LEO: Threatening Criminal Charges: Part-Time LE Op. 1582
Threatening Criminal Charges: Part-Time Commonwealth's
Attorney Writing Threatening Letter on Behalf of Civil,
Private Client Where Possible Activity Occurred in
March 9, 1994
You have presented a hypothetical situation in which Attorney A serves as
a part-time Commonwealth's Attorney for County X and maintains a separate
civil practice. On behalf of a client, Attorney A wrote a letter to the
client's sister regarding concerns over the handling of the financial
affairs of the client's mother. You state that the sister and her daughter
were taking care of the mother, including [managing] her finances.

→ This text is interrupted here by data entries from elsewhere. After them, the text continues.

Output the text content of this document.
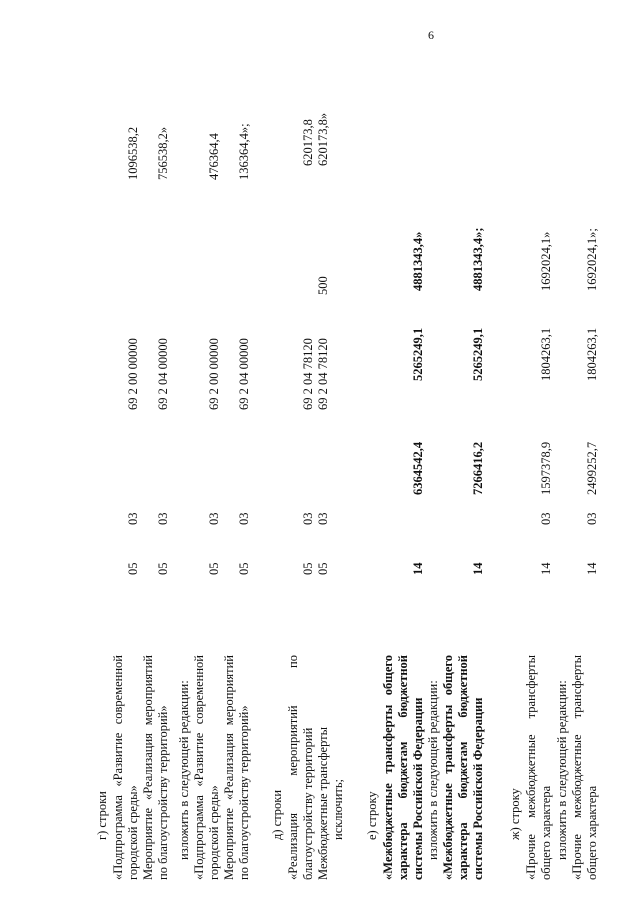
6
г) строки «Подпрограмма «Развитие современной городской среды»
05
03
69 2 00 00000
1096538,2
Мероприятие «Реализация мероприятий по благоустройству территорий»
05
03
69 2 04 00000
756538,2»
изложить в следующей редакции: «Подпрограмма «Развитие современной городской среды»
05
03
69 2 00 00000
476364,4
Мероприятие «Реализация мероприятий по благоустройству территорий»
05
03
69 2 04 00000
136364,4»;
д) строки «Реализация мероприятий по благоустройству территорий
05
03
69 2 04 78120
620173,8
Межбюджетные трансферты
05
03
69 2 04 78120
500
620173,8»
исключить; е) строку «Межбюджетные трансферты общего характера бюджетам бюджетной системы Российской Федерации
14
6364542,4
5265249,1
4881343,4»
изложить в следующей редакции: «Межбюджетные трансферты общего характера бюджетам бюджетной системы Российской Федерации
14
7266416,2
5265249,1
4881343,4»;
ж) строку «Прочие межбюджетные трансферты общего характера
14
03
1597378,9
1804263,1
1692024,1»
изложить в следующей редакции: «Прочие межбюджетные трансферты общего характера
14
03
2499252,7
1804263,1
1692024,1»;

You
also state the the mother is elderly, with short-term memory deficits.
You state that the letter, which was sent on the letterhead of the firm
with which Attorney A practices, suggests certain steps to allay the
concerns of the client and concludes with the following statement: "If you
do not feel you can honor these requests, he will have no choice but to
seek assistance through law enforcement and legal avenues." You indicate
that any mishandling of funds would have occurred in County Y, which
adjoins County X. Furthermore, neither the mother, sister, nor niece of
the client is aware that A is the Commonwealth's Attorney for County X.
You further indicate that, in the course of representing the mother in a
guardianship proceeding brought by Attorney A on behalf of the son,
Attorney B becomes aware of this letter.
Finally, Attorney A, without being aware that B knows of this letter,
represents to the Circuit Court of County Y that he has no interest in
seeing the sister or niece of his client prosecuted.
You have asked the committee to opine, under the facts of the inquiry,
whether the letter from Attorney A constitutes misconduct raising a
substantial question regarding his fitness to practice law.
The appropriate and controlling Disciplinary Rules related to your
inquiry are DR:7-104(A) which provides that a lawyer shall not present,
participate in presenting, or threaten to present criminal or disciplinary
charges solely to obtain an advantage in a civil matter; and DR:1-103(A)
which states that a lawyer having information that another lawyer has
committed a violation of the Disciplinary Rules that raises a substantial
question as to that lawyer's honesty, trustworthiness, or ability to
practice law in other respects, shall report such information to the
appropriate professional authority.
The committee believes that the inquiry's response requires a two-step
analysis, i.e., (1) is the letter a threat; and (2) if so, is the threat
solely to obtain an advantage in a civil matter.
The committee interprets the letter, referring to seeking assistance
through "law enforcement and legal avenues" as threatening. The committee
has previously opined that it is improper for a lawyer to allude to
possible criminal prosecution, when corresponding with a debtor, for the
sole purpose of advancing a client/creditor's civil claim. See LE Op.
715 and LE Op. 716. The committee has also previously opined that it is
unethical for an attorney to assist his client in alluding to criminal
prosecution if such notice is for the sole purpose of obtaining an
advantage for the client in a civil suit. See LE Op. 1388, LE Op. 1569.
The facts you provide indicate that Attorney A has represented to the
Circuit Court of County Y that he has no interest in seeing the sister or
niece of his client prosecuted. The committee feels it reasonable to
conclude, therefore, that Attorney A sent such a threatening letter to
intimidate the sister into taking the actions requested by Attorney A and
his client. Thus, the committee opines that it is improper, under DR:7-
104(A), for Attorney A to send such a letter to his client's sister.
Having so opined that the letter sent by Attorney A was improper, the
committee again refers you to DR:1-103(A) which describes the lawyer's
obligation to report misconduct of another lawyer. In interpreting that
Rule, the committee has also consistently adopted a two-prong test to be
satisfied before the obligation to report misconduct arises: (1) the
lawyer must have information to a substantial degree of certainty
indicating that another lawyer's conduct has violated one of the
Disciplinary Rules; and (2) that violation must raise a substantial
question as to that lawyer's honesty, trustworthiness, or fitness to
practice law in other respects. /1 See LE Op. 1004. Whether an
attorney's conduct is such that it raises a "substantial question as to
that lawyer's honesty, trustworthiness, or fitness to practice law in
other respects" requires a case-by-case determination which should be made
after consideration of the facts and analysis of the impact on the
offending lawyer's characteristics. See LE Op. 1308 and In re Himmel,
125 Ill.2d 531, 533 N.E.2d 790 (1988).